Czy może powtórka z biblii?

Detektyw
Jestem ateistą

August
Mówił pan do diabła!

Detektyw
Skądże, do pana

August
Następne pytanie!

Detektyw
A więc kradłeś, czy nie?

August
Przecież mówiłem już!...

Detektyw, notując
Kradł portfele....

August
Nie prawda!!

Detektyw
Przed chwilą sam pan potwierdził

August
Ludzie, ratunku!!!!

Detektyw
A widzisz cwaniaku przeklęty
Zamiast okradać, trza było lepiej
Zrobić coś pożytecznego dla kraju!
A teraz mi już tu nie piej
Bo dobrze znam ludzi twojego rodzaju

August
Jakich znowu ludzi?

Detektyw
To może pan nie z tej ziemi?
A paszporcik pan ma?

August
Jezu...

Detektyw
To pan jest Chrystus

August
Co? Nie!

Detektyw
Uważaj no na słowa,
Wszystko co powiesz
Ta twoja mowa
Obróci się przeciw tobie

August
Nie powiem ni słowa!

Detektyw, notując
Utrudnia prowadzenie śledztwa...

August
Co to ma być za gra?

Detektyw
Przesłuchanie oskarżonego

August
Sam pan przyznał
Ha! Zatem się ze mną bawicie
Co bym wam tu nie wyznał
Przeciw mnie obrócicie!
Dranie!...

Detektyw, notując
Obraża policjanta na służbie....

August
Tak, dopisz coś jeszcze
Że jestem twą matką
Albo kimś innym

Detektyw
Bajek to ty opowiadać nie umiesz

August
No, ja jestem zwykłym człowiekiem
Odczepcie się ode mnie!
Po raz setny powtarzam
Jestem NIEWINNY!!!!

Detektyw
Każdy tak mówi...

August
Ja mówię szczerze

Detektyw
Czas pokaże, czy prawda
Na razie kłamiesz
Na dodatek sam sobie!

August, krzycząc do policjantów przy drzwiach
Poddaję się, poddaję!!
Wsadźcie mnie, szybko
Oby dalej od tego typa!!!!

Scena II
To samo tło, nie ma biurka.
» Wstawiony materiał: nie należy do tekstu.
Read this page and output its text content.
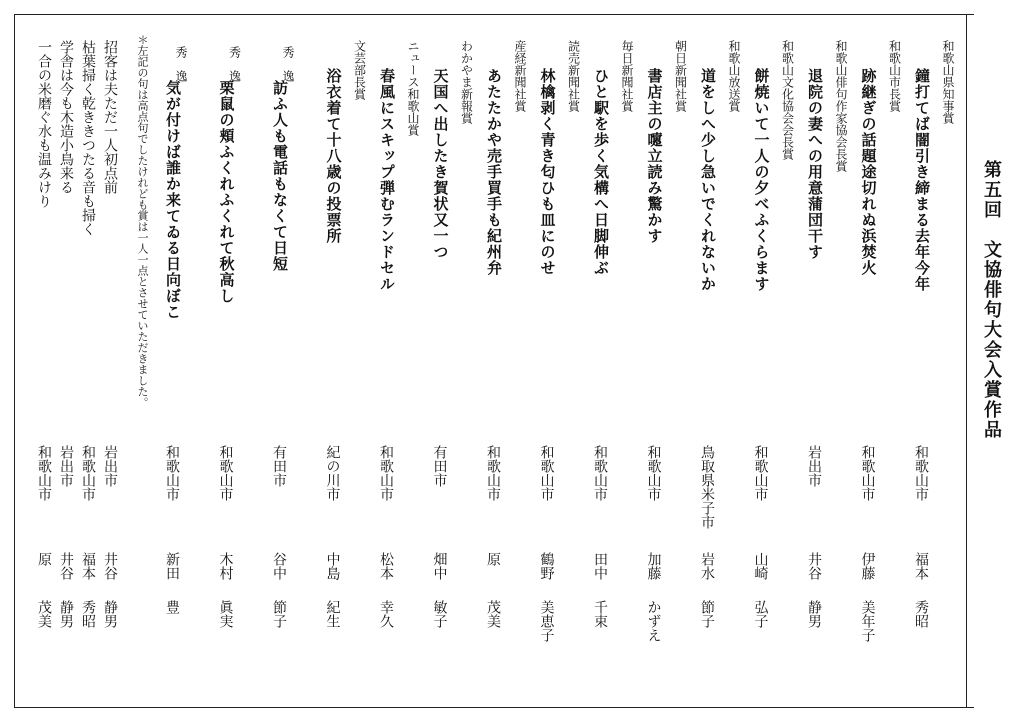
第五回　文協俳句大会入賞作品
和歌山県知事賞
鐘打てば闇引き締まる去年今年
和歌山市
福本
秀昭
和歌山市長賞
跡継ぎの話題途切れぬ浜焚火
和歌山市
伊藤
美年子
和歌山俳句作家協会長賞
退院の妻への用意蒲団干す
岩出市
井谷
静男
和歌山文化協会会長賞
餅焼いて一人の夕べふくらます
和歌山市
山崎
弘子
和歌山放送賞
道をしへ少し急いでくれないか
鳥取県米子市
岩水
節子
朝日新聞社賞
書店主の嚔立読み驚かす
和歌山市
加藤
かずえ
毎日新聞社賞
ひと駅を歩く気構へ日脚伸ぶ
和歌山市
田中
千束
読売新聞社賞
林檎剥く青き匂ひも皿にのせ
和歌山市
鶴野
美恵子
産経新聞社賞
あたたかや売手買手も紀州弁
和歌山市
原
茂美
わかやま新報賞
天国へ出したき賀状又一つ
有田市
畑中
敏子
ニュース和歌山賞
春風にスキップ弾むランドセル
和歌山市
松本
幸久
文芸部長賞
浴衣着て十八歳の投票所
紀の川市
中島
紀生
秀　逸
訪ふ人も電話もなくて日短
有田市
谷中
節子
秀　逸
栗鼠の頬ふくれふくれて秋高し
和歌山市
木村
眞実
秀　逸
気が付けば誰か来てゐる日向ぼこ
和歌山市
新田
豊
＊左記の句は高点句でしたけれども賞は一人一点とさせていただきました。
招客は夫ただ一人初点前
岩出市
井谷
静男
枯葉掃く乾ききつたる音も掃く
和歌山市
福本
秀昭
学舎は今も木造小鳥来る
岩出市
井谷
静男
一合の米磨ぐ水も温みけり
和歌山市
原
茂美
W pomieszczeniu stoi pięciu mężczyzn w uniformach w biało czarne pasy. Każdy z nich stoi w innym miejscu, z dala od drzwi. Wchodzi August, prowadzony przez policjanta.

Policjant
Masz, jakżeś chciał

August
Dzięki Ci, o dzięki....

Policjant wychodzi, więźniowie zaczynają się zbliżać do Augusta

August
Witam, nazywam się August i....

Pierwszy Więzień
Zamknij się, bez nazwisk
My tu mamy tylko numery

August
Owszem, ale...

Drugi Więzień
Cisza! Ty nas posłuchaj

Trzeci Więzień
Jesteś tu nowy
Winien nam respekt
Każdy ma swoje sławy
Ja z nich najwięcej

Pierwszy Więzień
Halo, co to ma znaczyć
Czyżby na nowo bójka być miała?
Znowu przywódcę trzeba wyznaczyć?
Za ryje się mamy dziś złapać?

Trzeci Więzień
Milcz!

Drugi Więzień
Nie, to ty milcz!

August
Panowie....

Pierwszy Więzień
Zamknij się!

Nagle pojawia się w kracie policjant

Policjant
Cisza tam do stu diabłów
Jak jeszcze coś usłyszę!...

Trzeci Więzień
Wpadnij do nas
Porachujemy Ci kości

Policjant
Uważaj no sobie!

Pierwszy Więzień
No dalej, zapraszam do nas!

Policjant odchodzi

Drugi Więzień
Panowie, przed dzień sukcesu
Nawołuję was, błagam i proszę
Odrobiny moresu!!!

Pierwszy i drugi więzień po chwili podają sobie ręce.

Drugi Więzień
Wprowadźmy w arkana tej sprawy
Nowego niewinnego baranka

August
Chwila...

Pierwszy Więzień
Zamknij się i słuchaj!

Drugi Więzień
Kopiemy tunel
Głęboki, daleki..

Trzeci Więzień
Możesz szybciej?!...

Drugi Więzień
Nie ponaglaj!
Musi zrozumieć

August
Dobra, wiem i rozumiem!
Zrobiliście podkop
Ja pomagać w tym umiem
Uczył mnie ojciec jak to się robi....

Pierwszy Więzień
A zatem z głowy!

August
Dawajcie łopatę!

Drugi Więzień
Hola, spokojnie
Tunel gotowy
Iść nam już tylko

Trzeci Więzień, ze złością
Gdyby nie ty, już pewnie daleko
Bylibyśmy....

Pierwszy Więzień
Ach nie marudź kaleko
Przynajmniej dobry uczynek dziś zrobisz
Pomożesz głupiemu

August
Hola!

Drugi Więzień
Cisza, idziemy

Akt III w drodze
wink.gif
 

Lord Sado

Member
Dołączył
12.8.2005
Posty
398
To jest jeszcze lepszy wiersz od poprzedniego, super, mega, extra, dawno takiego czegoś nie czytałem. Nota to 9.9/10, ale żem się uśmiał, czekam niecierpliwie na akt III i mam nadzieję że będzie ich więcej, no, no powodzenia. Pozdro
tongue.gif
 

paniscus

Member
Dołączył
28.4.2005
Posty
375
Hejże hej!!
Ej sorry ale to nie jest komedia.
Po pierwsze w komedii są regularne rymy, a ty tu masz rymy jak chcesz, raz są raz nie.
Druga część jest dużo lepsza od drugiej, rymy są lepsze, choć i tak nie zawsze są dobre. Lubię czytać dramaty i komedie, ale trochę ci brakuje do tych naprawdę dobrych utworów.
Ale brawo za pomysł, powinieneś się bardziej postarać.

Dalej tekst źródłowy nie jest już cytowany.